6. Ese Dios supuestamente residente en no se sabe dónde, lo hacen relacionarse con el hombre ¡a través de otros hombres! Esto es genial: hay una casta que administra los bienes divinos y se dice a sí misma representante de Dios en la tierra. De nuevo: genial. ¿Y cómo es esa casta sacerdotal? Tan humana como cualquier organización de los hombres. Las más de las veces desmerece de su cometido, quizá hasta obliga a un papa a abdicar, preocupada por los bienes de este mundo –o por la burocracia organizativa de “su” mundo--, instalada en un bienestar propio despreocupado e improductivo… cuando no incompetente. Pero volviendo al principio: un Dios que reside no se sabe dónde. No puede ser en la Naturaleza, porque caemos en el panteísmo; no puede ser en cada hombre, por reduccionismo; no puede ser, como antes se decía, “en el cielo” porque tal concepto escapa a cualquier percepción… ¿Dónde está ese “dios”?
7. De nuevo instalados en la credulidad de quienes aceptan a Dios… da mucho que pensar que tal dios sea mantenido por una masa inmensa de personas sin instrucción, pobres, sin capacidad o siquiera tiempo para pensar en lo que creen, asidos las más de las veces a prácticas rituales que en nada difieren de las prácticas de brujería de otros tiempos o a credulidades que ofenden incluso al buen gusto. Ahí tenemos esa larguísima cola ante el Cristo de Medinaceli: “se le pueden pedir tres favores, de los cuales será concedido uno”. Y eso lo mantiene y fomenta la casta clerical…
8. Ese dios al que muchos acuden no es otra cosa que un deseo de que algo suceda; es un dios sin autonomía respecto al hombre; es un dios, sí, omnipresente, en tanto en cuanto haya un crédulo dispuesto a ver certificada su credulidad. Es un dios sin domicilio fijo, dispuesto a encarnarse todos los días en los ritos que mutuamente se auto conceden existencia.
9. Un Dios que se evapora cuando entran en colisión instancias “ociosas”, es un dios sin consistencia. No puede ser que los preceptos divinos dependan de un partido de fútbol a tal hora o a tal otra. No puede ser que sus mandamientos “particulares” sean pasados por alto a la mínima oportunidad de viajar a Tailandia o a Tanzania o pasar una Semana Santa viendo cómo sus amantes fieles se solazan en las playas canarias: oír misa entera…, confesarse…, comulgar…, ayunar…, pagar diezmos y primicias… (éste también es sintomático y de gran relevancia histórica).
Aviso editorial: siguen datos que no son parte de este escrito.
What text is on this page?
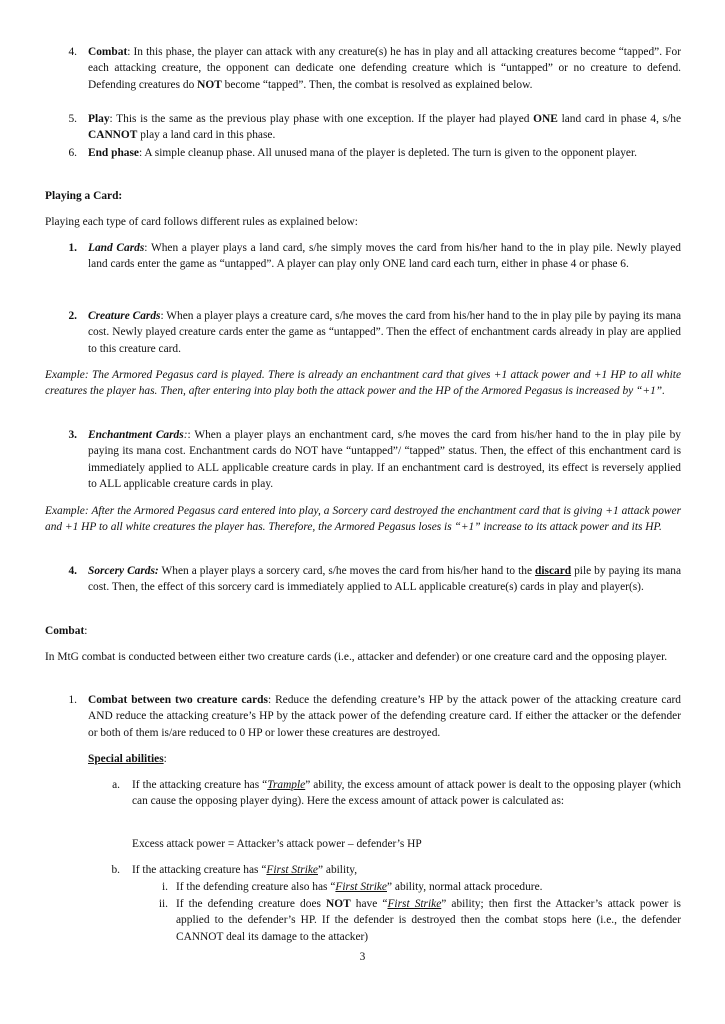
4. Combat: In this phase, the player can attack with any creature(s) he has in play and all attacking creatures become “tapped”. For each attacking creature, the opponent can dedicate one defending creature which is “untapped” or no creature to defend. Defending creatures do NOT become “tapped”. Then, the combat is resolved as explained below.
5. Play: This is the same as the previous play phase with one exception. If the player had played ONE land card in phase 4, s/he CANNOT play a land card in this phase.
6. End phase: A simple cleanup phase. All unused mana of the player is depleted. The turn is given to the opponent player.
Playing a Card:
Playing each type of card follows different rules as explained below:
1. Land Cards: When a player plays a land card, s/he simply moves the card from his/her hand to the in play pile. Newly played land cards enter the game as “untapped”. A player can play only ONE land card each turn, either in phase 4 or phase 6.
2. Creature Cards: When a player plays a creature card, s/he moves the card from his/her hand to the in play pile by paying its mana cost. Newly played creature cards enter the game as “untapped”. Then the effect of enchantment cards already in play are applied to this creature card.
Example: The Armored Pegasus card is played. There is already an enchantment card that gives +1 attack power and +1 HP to all white creatures the player has. Then, after entering into play both the attack power and the HP of the Armored Pegasus is increased by “+1”.
3. Enchantment Cards:: When a player plays an enchantment card, s/he moves the card from his/her hand to the in play pile by paying its mana cost. Enchantment cards do NOT have “untapped”/ “tapped” status. Then, the effect of this enchantment card is immediately applied to ALL applicable creature cards in play. If an enchantment card is destroyed, its effect is reversely applied to ALL applicable creature cards in play.
Example: After the Armored Pegasus card entered into play, a Sorcery card destroyed the enchantment card that is giving +1 attack power and +1 HP to all white creatures the player has. Therefore, the Armored Pegasus loses is “+1” increase to its attack power and its HP.
4. Sorcery Cards: When a player plays a sorcery card, s/he moves the card from his/her hand to the discard pile by paying its mana cost. Then, the effect of this sorcery card is immediately applied to ALL applicable creature(s) cards in play and player(s).
Combat:
In MtG combat is conducted between either two creature cards (i.e., attacker and defender) or one creature card and the opposing player.
1. Combat between two creature cards: Reduce the defending creature’s HP by the attack power of the attacking creature card AND reduce the attacking creature’s HP by the attack power of the defending creature card. If either the attacker or the defender or both of them is/are reduced to 0 HP or lower these creatures are destroyed.
Special abilities:
a. If the attacking creature has “Trample” ability, the excess amount of attack power is dealt to the opposing player (which can cause the opposing player dying). Here the excess amount of attack power is calculated as:
Excess attack power = Attacker’s attack power – defender’s HP
b. If the attacking creature has “First Strike” ability,
i. If the defending creature also has “First Strike” ability, normal attack procedure.
ii. If the defending creature does NOT have “First Strike” ability; then first the Attacker’s attack power is applied to the defender’s HP. If the defender is destroyed then the combat stops here (i.e., the defender CANNOT deal its damage to the attacker)
3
10. En el fondo y en la forma, la creencia en dioses es algo insignificante para cualquier persona dotada de inteligencia, con profundos valores morales asentados en la infancia y con valores humanos fuertes y sólidos. Nada de esto, que es el soporte donde se asienta la personalidad, tiene que ver con un dios que dicta las normas para hacer el viaje de la vida. Cuando dios, o Dios, desaparece de la perspectiva vital de una persona, es cuando se ve tal inconsistencia y cuando se aprecia el engaño en que personas interesadas –la casta sacerdotal-- le han sumido a uno a lo largo --y ancho—de su vida.